Foxbat Unhinged is a set of adventures centered around super-villain Foxbat that was published by Atlas Games in 1996 for the superhero role-playing game Champions.

==Description==
Foxbat Unhinged is a 32-page book written by Alison Brooks and Scott Bennie, with artwork by C. Brent Ferguson, Scott Ruggels, and Doug Shuler.
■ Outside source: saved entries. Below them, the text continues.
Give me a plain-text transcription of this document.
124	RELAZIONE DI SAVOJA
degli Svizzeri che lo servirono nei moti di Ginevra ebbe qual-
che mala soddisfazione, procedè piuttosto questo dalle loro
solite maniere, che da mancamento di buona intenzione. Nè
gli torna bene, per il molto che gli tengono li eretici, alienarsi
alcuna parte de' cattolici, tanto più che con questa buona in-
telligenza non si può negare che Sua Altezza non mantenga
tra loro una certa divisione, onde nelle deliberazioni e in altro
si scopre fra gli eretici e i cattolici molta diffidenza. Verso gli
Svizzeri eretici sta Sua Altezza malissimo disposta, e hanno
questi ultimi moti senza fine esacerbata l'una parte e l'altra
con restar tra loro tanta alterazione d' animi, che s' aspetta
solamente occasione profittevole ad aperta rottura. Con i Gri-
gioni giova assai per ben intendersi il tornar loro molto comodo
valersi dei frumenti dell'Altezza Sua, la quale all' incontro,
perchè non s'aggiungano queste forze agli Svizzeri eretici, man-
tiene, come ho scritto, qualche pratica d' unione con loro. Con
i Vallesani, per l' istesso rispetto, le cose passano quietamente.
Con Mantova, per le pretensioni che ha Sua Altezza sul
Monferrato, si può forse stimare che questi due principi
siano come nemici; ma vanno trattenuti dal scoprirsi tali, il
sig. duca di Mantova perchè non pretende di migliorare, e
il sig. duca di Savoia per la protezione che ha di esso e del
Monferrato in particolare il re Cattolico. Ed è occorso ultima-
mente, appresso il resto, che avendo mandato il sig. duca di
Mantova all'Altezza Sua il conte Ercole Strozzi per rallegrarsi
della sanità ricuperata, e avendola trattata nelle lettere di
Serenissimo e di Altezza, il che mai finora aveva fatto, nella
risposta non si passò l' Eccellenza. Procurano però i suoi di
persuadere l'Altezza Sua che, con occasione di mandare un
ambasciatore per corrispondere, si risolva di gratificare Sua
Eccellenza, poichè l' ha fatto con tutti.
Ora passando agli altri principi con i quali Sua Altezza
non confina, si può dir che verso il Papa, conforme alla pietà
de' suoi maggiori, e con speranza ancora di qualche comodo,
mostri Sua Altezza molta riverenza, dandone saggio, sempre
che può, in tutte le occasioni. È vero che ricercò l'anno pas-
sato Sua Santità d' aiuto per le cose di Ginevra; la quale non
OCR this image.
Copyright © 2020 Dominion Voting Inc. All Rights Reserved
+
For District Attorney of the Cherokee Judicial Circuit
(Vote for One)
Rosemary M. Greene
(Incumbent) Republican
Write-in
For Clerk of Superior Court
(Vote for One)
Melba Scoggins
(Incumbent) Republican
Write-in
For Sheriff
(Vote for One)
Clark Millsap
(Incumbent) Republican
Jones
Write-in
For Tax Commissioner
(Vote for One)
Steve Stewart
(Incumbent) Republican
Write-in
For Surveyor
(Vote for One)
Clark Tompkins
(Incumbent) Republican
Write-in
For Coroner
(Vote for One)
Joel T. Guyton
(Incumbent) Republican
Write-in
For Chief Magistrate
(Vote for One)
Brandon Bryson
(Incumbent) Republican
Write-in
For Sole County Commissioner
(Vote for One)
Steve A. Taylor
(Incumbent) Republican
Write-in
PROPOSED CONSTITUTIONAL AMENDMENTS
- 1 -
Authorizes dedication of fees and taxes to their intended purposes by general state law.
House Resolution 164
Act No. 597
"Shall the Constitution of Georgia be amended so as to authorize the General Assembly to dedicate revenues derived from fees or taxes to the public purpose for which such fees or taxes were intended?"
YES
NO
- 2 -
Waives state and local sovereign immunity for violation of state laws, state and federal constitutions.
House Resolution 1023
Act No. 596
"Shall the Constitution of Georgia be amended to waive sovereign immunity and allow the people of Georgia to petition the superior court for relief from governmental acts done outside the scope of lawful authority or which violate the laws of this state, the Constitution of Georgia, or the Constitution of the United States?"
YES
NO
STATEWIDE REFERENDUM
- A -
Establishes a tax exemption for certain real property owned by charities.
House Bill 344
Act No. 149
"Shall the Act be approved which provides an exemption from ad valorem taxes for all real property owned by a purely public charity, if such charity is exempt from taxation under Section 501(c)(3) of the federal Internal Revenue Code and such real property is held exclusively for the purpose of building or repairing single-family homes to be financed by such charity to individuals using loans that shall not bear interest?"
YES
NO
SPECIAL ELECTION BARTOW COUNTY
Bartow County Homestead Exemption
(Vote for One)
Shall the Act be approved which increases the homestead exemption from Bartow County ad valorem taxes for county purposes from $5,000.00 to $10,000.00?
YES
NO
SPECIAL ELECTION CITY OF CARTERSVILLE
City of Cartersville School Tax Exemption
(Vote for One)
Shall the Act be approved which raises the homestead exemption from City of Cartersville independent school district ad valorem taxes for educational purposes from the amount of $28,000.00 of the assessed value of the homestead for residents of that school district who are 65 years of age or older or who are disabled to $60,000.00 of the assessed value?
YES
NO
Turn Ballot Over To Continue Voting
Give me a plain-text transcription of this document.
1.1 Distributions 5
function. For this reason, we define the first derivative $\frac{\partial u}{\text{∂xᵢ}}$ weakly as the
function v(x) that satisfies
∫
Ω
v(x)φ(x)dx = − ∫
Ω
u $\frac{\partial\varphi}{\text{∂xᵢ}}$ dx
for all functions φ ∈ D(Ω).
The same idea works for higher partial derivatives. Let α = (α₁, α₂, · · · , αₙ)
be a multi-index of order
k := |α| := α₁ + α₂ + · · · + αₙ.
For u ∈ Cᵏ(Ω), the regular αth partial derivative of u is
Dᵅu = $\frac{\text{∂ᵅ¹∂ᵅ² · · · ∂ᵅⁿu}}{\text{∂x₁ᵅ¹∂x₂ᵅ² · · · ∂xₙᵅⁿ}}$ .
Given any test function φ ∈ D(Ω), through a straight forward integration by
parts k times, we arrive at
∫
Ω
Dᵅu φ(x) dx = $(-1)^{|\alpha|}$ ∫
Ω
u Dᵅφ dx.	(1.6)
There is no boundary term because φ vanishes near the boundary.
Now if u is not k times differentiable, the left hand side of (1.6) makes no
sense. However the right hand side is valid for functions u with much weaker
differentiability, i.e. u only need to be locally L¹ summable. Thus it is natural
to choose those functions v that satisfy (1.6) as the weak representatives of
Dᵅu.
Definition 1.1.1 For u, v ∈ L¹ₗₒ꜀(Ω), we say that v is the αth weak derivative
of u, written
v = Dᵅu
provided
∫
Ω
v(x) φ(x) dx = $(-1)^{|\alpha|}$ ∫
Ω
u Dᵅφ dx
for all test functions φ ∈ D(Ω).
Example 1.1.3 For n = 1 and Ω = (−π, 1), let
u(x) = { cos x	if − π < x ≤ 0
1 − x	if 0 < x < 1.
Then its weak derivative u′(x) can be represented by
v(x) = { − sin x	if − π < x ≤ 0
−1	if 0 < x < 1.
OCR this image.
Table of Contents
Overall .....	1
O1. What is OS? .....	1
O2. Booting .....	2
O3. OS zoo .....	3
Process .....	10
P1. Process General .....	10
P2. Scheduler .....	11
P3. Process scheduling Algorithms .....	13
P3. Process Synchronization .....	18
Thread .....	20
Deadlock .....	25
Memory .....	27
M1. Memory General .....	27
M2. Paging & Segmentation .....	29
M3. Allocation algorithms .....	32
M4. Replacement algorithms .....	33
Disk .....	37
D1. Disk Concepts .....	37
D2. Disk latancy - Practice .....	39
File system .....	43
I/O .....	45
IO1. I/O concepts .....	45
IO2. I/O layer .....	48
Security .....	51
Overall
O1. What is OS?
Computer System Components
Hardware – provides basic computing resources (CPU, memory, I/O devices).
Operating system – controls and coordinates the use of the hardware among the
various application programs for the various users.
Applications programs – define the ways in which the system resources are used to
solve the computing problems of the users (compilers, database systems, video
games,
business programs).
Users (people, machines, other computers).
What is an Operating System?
The book contains two adventures for the Champions role-playing game, both featuring the super-villain Foxbat: "Cinderella", and "Al-Foxbat." The book also includes scenario ideas and statistics for gadgets used by Foxbat.

==Reception==
In the August 1996 edition of Arcane (Issue #9), Andrew Rilstone was ambivalent about Foxbat Unhinged, saying, "If you are running the sort of four-colour campaign that can cope with the injection of some serious weirdness, this book is certainly worth a glance. Whether it is actually worth spending [the money] on 30 pages of large type is another question." Rilstone concluded by giving the book a below-average rating of 6 out of 10.

In the September 1996 edition of Dragon (Issue #233), Rick Swan called the book "a brisk action-stuffed adventure that captures the zaniness of early Marvel Comics."